Saturday, May 18, 2024

Vigee Lebrun: Growing Pains

"Self-Portrait In Traveling Costume"
by Elizabeth Louise Vigee Lebrun
 
French artist Vigee Lebrun continues the story of her childhood in her autobiography, "Memoirs of Madame Vigee Lebrun":

I had spent one happy year at home when my father fell ill. After two months of suffering all hope of his recovery was abandoned. When he felt his last moments approaching, he declared a wish to see my brother and myself. We went close to his bedside, weeping bitterly. His face was terribly altered; his eyes and his features, usually so full of animation, were quite without expression, for the pallor and the chill of death were already upon him. We took his icy hand and covered it with kisses and tears. He made a last effort and sat up to give us his blessing. "Be happy, my children," was all he said. An hour later our poor father had ceased to live.

So heartbroken was I that it was long before I felt able to take to my crayons again. Doyen came to see us sometimes, and as he had been my father's best friend his visits were a great consolation. He it was who urged me to resume the occupation I loved, and in which, to speak truth, I found the only solace for my woe. It was then that I began to paint from nature. I accomplished several portraits – pastels and oils. I also drew from nature and from casts, often working by lamplight with Mlle. Boquet, with whom I was closely acquainted. I went to her house in the evenings; she lived in the Rue Saint Denis, where her father had a bric-à-brac shop. It was a long way off, since we lodged in the Rue de Cléry, opposite the Lubert mansion. My mother, therefore, insisted on my being escorted whenever I went. We likewise frequently repaired, Mlle. Boquet and I, to Briard's, a painter, who lent us his etchings and his classical busts. Briard was but a moderate painter, although he did some ceilings of rather unusual conception. On the other hand, he could draw admirably, which was the reason why several young people went to him for lessons. His rooms were in the Louvre, and each of us brought her little dinner, carried in a basket by a nurse, in order that we might make a long day of it.

Mlle. Boquet was fifteen years old and I fourteen. We were rival beauties. I had changed completely and had become good looking. Her artistic abilities were considerable; as for mine, I made such speedy progress that I soon was talked about, and this resulted in my making the gratifying acquaintance of Joseph Vernet. That famous painter gave me cordial encouragement and much invaluable advice. I also got to know the Abbé Arnault, of the French Academy. He was a man of strong imaginative gifts, with a passion for literature and the arts. His conversation enriched me with ideas, if I may thus express myself. He would talk of music and painting with the most inspiring ardour. The Abbé was a warm partisan of Gluck, and at a later date brought the great composer to see me, for I, too, was passionately fond of music.

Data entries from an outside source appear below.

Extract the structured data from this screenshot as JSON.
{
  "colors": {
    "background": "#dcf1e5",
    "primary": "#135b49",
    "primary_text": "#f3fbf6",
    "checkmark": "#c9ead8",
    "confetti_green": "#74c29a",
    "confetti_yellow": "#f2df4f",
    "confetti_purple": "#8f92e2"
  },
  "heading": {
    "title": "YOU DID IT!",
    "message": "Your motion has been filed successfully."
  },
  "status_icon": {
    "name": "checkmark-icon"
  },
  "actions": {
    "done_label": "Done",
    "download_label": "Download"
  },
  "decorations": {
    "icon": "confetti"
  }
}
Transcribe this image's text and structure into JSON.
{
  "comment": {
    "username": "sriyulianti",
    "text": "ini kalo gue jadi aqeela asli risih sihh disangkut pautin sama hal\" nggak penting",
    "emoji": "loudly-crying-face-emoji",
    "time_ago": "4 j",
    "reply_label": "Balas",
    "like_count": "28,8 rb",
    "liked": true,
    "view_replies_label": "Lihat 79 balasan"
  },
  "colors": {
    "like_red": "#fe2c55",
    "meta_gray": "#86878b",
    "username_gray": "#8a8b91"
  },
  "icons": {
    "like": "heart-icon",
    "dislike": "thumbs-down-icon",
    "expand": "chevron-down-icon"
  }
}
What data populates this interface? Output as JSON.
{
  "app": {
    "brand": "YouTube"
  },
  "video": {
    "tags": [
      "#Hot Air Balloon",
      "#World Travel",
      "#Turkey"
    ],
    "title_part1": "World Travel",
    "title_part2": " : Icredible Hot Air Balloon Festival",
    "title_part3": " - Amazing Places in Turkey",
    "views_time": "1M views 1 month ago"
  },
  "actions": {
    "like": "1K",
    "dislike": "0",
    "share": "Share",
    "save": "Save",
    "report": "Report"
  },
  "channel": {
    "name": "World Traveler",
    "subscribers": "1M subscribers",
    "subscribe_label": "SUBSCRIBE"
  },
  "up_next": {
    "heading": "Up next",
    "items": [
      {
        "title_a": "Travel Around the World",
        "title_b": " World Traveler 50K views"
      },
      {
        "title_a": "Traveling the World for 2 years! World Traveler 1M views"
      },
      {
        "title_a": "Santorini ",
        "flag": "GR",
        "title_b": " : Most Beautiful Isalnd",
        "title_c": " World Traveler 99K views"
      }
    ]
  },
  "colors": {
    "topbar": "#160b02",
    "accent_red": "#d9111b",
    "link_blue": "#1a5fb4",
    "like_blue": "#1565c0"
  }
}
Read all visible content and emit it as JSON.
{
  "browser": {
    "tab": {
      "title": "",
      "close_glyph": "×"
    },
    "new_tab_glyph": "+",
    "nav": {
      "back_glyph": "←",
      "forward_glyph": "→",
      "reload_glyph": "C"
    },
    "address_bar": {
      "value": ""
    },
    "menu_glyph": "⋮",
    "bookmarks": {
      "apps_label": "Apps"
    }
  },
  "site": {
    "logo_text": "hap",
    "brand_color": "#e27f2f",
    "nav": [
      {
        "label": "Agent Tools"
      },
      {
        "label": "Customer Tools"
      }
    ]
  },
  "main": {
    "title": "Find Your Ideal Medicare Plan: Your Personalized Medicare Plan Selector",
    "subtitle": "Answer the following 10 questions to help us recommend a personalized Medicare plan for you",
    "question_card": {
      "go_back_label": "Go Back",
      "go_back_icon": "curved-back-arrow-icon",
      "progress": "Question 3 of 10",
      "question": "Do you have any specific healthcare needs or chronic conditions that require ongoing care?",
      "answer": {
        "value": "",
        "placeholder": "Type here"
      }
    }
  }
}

My mother was now proud of my face and figure; I was growing stouter, and presented the fresh appearance proper to youth. On Sundays she took me to the Tuileries. She was still handsome herself, and after the lapse of all these years I am free to confess that the manner in which we were so often followed by men embarrassed more than it flattered me. Seeing me so irremediably affected by our cruel loss, my mother deemed it best to take me out of myself by showing me pictures. Thus we went to the Luxembourg Palace, the gallery of which then contained some of Rubens's masterpieces, as well as numerous works by the greatest painters. At present nothing is to be seen there but pictures of the modern French school. I am the only painter of that class not represented. The old masters have since been removed to the Louvre. Rubens has lost much by the change: the difference between well or badly lighted pictures is the same as between well or badly played pieces of music.

We also saw some rich private collections, none of which, however, equalled that of the Palais Royal, made by the Regent and containing a conspicuous number of old Italian masters. As soon as I entered one of these galleries I at once became exactly like a bee, so much useful knowledge did I eagerly gather while intoxicated with bliss in the contemplation of the great masters. Besides, in order to improve myself, I copied some of the pictures of Rubens, some of Rembrandt's and Van Dyck's heads, as well as several heads of girls by Greuze, because these last were a good lesson to me in the demi-tints to be found in delicate flesh colouring. Van Dyck shows them also, but more finely. It is to these studies that I owe my improvement in the very important science of degradation of light on the salient parts of a head, so admirably done by Raphael, whose heads, it is true, combine all the perfections. But it is only in Rome, under the bright Italian sky, that Raphael can be properly judged. When, after years, I was enabled to see some of his masterpieces, which had never left their native home, I recognised Raphael to be above his high renown.